Is there any good reason why a protractor starts from right to left, unlike a scale, which starts from left to right?

Question

While studying through the number system, i notice that positive side is from 0 to +ve infinity. The direction is left to right. However, this is opposite in case of angles. The sort of curved number system starts from 0 to 180 ( from right to left). Is their any good reason why unlike a number system, direction of measuring angles is right to left ?

PS: I actually first thought that, it's due to +x +y axis-plane coming on the right side. But then what about -x + y plane coming on the left side. The angles should go negative after 90. ie. -91, -92.... -180.

Logic probably is something different! What is it ?

Thanks V.

Answer 1

Mathematicians always measure angles in the counterclockwise direction; a clockwise angle the same size as one of $30^\circ$ is called a $-30^\circ$ angle. The protractor is consistent with this practice.

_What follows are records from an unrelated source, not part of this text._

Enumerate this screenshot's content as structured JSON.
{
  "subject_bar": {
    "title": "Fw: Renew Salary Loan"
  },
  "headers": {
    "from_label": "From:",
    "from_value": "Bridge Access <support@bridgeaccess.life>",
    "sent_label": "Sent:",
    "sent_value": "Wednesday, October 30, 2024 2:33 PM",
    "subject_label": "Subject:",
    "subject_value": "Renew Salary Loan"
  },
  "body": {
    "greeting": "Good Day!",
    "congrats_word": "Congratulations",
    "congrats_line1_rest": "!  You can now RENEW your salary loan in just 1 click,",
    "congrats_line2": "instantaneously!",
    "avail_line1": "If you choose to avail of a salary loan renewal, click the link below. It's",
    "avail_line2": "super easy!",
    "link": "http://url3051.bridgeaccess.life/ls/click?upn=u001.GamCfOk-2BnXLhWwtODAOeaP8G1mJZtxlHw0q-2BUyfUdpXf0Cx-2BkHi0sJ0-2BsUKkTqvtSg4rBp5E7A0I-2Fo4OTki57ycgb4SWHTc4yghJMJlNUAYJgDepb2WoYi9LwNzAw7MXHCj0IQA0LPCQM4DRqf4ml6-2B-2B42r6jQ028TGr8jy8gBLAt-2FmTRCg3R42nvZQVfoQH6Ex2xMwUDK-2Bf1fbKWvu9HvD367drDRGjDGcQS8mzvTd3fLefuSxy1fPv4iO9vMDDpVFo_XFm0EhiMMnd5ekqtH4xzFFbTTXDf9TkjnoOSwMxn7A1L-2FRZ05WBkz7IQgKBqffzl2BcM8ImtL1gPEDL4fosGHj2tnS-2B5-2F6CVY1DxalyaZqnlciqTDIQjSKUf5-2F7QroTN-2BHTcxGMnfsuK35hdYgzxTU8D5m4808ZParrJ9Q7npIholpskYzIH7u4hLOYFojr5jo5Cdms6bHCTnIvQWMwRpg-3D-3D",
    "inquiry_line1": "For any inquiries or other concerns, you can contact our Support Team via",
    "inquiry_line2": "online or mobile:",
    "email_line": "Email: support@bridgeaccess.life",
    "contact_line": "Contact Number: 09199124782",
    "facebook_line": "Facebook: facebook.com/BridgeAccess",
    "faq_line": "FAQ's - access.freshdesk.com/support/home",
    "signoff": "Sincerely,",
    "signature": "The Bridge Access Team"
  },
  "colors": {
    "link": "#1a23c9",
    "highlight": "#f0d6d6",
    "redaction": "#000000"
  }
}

Why mathematical practice measures counterclockwise, I do not know. I was going to justify it by reference to the common layout of the cartesian plane ($x$ coordinate increasing left to right, as the language is written, and $y$ coordinate increasing bottom to top in accordance with every linguistic metaphor of increase) but on further thought I saw no reason why the zero angle couldn't have been be on the $y$-axis, with angle increasing clockwise, and I wonder why it wasn't done this way, for consistency with existing nautical practice.

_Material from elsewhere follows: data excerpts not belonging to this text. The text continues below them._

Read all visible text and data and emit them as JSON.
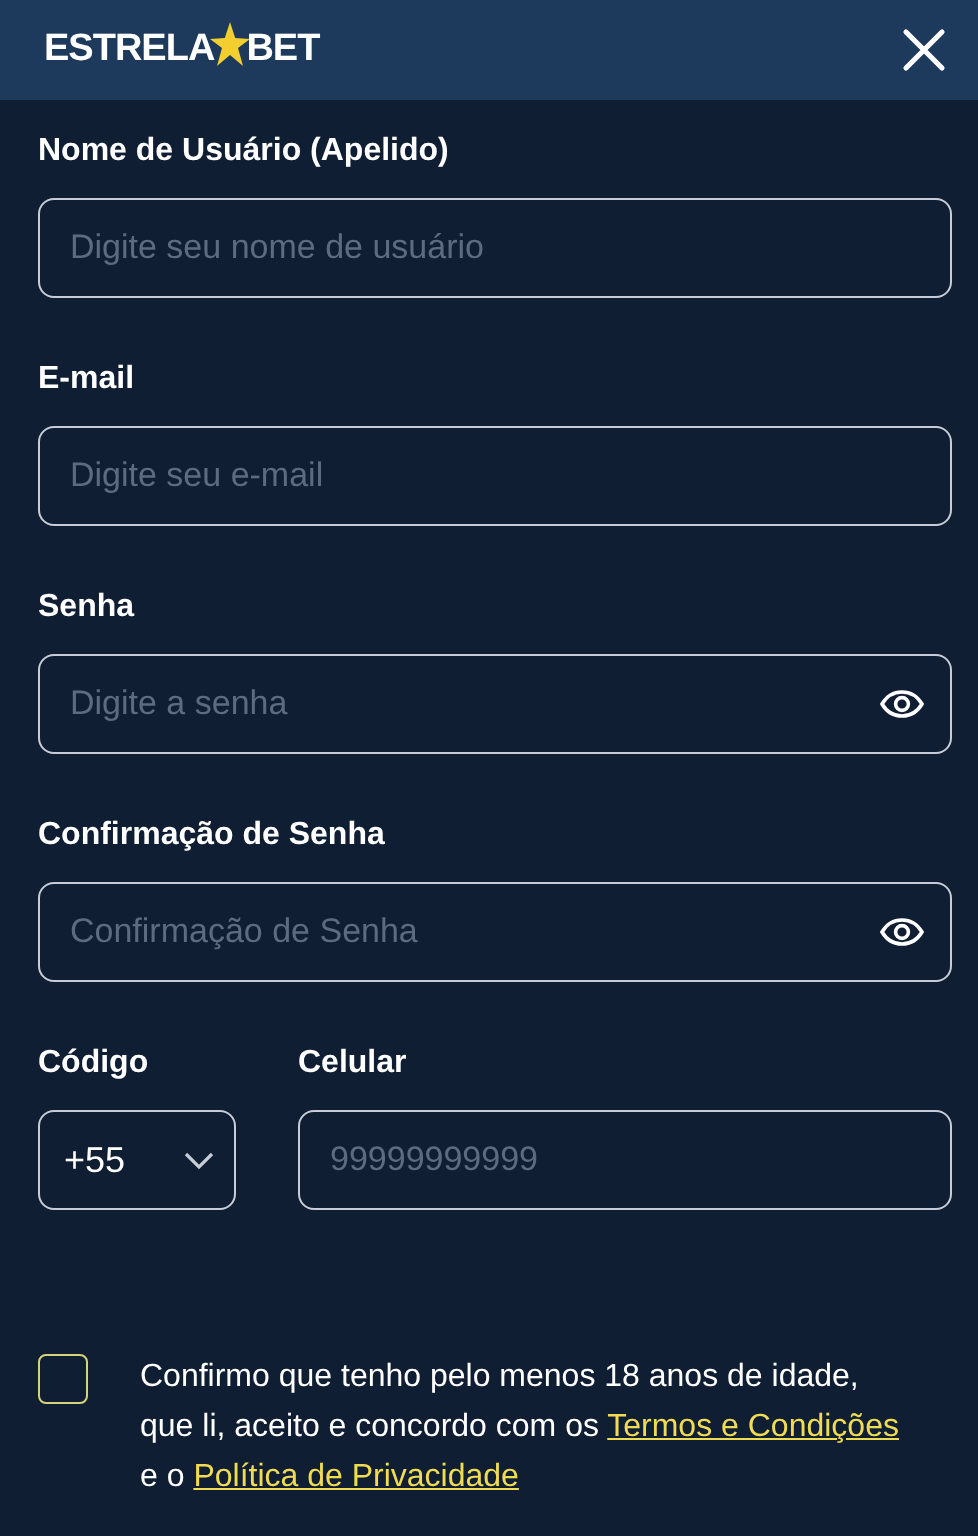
{
  "header": {
    "logo_left": "ESTRELA",
    "logo_right": "BET"
  },
  "fields": [
    {
      "label": "Nome de Usuário (Apelido)",
      "placeholder": "Digite seu nome de usuário",
      "kind": "text"
    },
    {
      "label": "E-mail",
      "placeholder": "Digite seu e-mail",
      "kind": "text"
    },
    {
      "label": "Senha",
      "placeholder": "Digite a senha",
      "kind": "password"
    },
    {
      "label": "Confirmação de Senha",
      "placeholder": "Confirmação de Senha",
      "kind": "password"
    }
  ],
  "phone": {
    "code_label": "Código",
    "code_value": "+55",
    "number_label": "Celular",
    "number_placeholder": "99999999999"
  },
  "consent": {
    "checked": false,
    "parts": [
      {
        "kind": "text",
        "text": "Confirmo que tenho pelo menos 18 anos de idade, que li, aceito e concordo com os "
      },
      {
        "kind": "link",
        "text": "Termos e Condições"
      },
      {
        "kind": "text",
        "text": " e o "
      },
      {
        "kind": "link",
        "text": "Política de Privacidade"
      }
    ]
  }
}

As Daniel McLaury points out, this would have made the vertical axis the real axis and the horizontal axis the imaginary axis.

There is a real question of history here, which may or may not be resolvable; some of these things are just mysteries. I believe nobody knows why, when the first automobile traffic lights were constructed, they had red on the top and green on the bottom, opposite to the design of the railroad signal lights they imitated.

Answer 2

Well, there is going have to be some arbitrary choice somewhere. That said, the choice of angles is compatible with the way we generally choose to lay out the complex plane: real numbers on the horizontal axis increasing from left to right and imaginary numbers on the vertical axis.

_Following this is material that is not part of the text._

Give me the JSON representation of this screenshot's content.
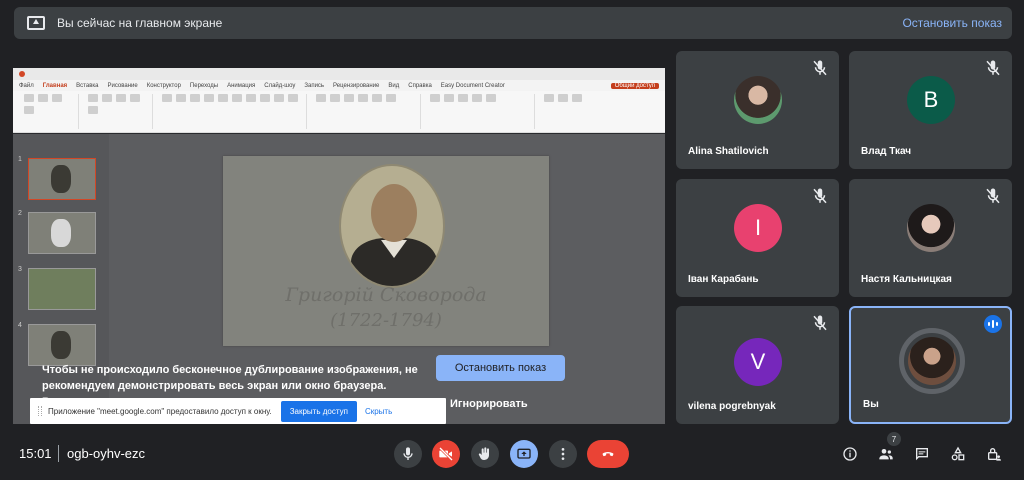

In other words, if +1 is going to be to the right and -1 is going to be to the left, then we have to put the zero to the right, since $1 = e^{0 i}$ and $-1 = e^{\pi i}$. If we want to put $+i = e^{i \pi/2}$ pointing up, then moreover we need to measure counterclockwise. (Of course there's no particularly firm distinction between "$+i$" and "$-i$" -- that's an arbitrary convention too.)

If we want to get touchy-feely about it, I imagine that these choices are probably a consequence of the fact that our conventions were developed by people in 18th century France who read left-to-right rather than right-to-left or top-to-bottom.

Answer 3

My guess is that it has to do with the original sundials. While sundials that were placed on the floor had shadows moving clockwise, those on the wall had shadows moving counterclockwise. So I would argue that it's because mathematicians like having their sundials on the wall instead of the floor. The reason for this I cannot explain.

Answer 4

I am surely wrong here, but can there be a relation between quaternions and the anticlockwise rotation they produce when one is multiplied by another one? Sounds far-fetched though -_-"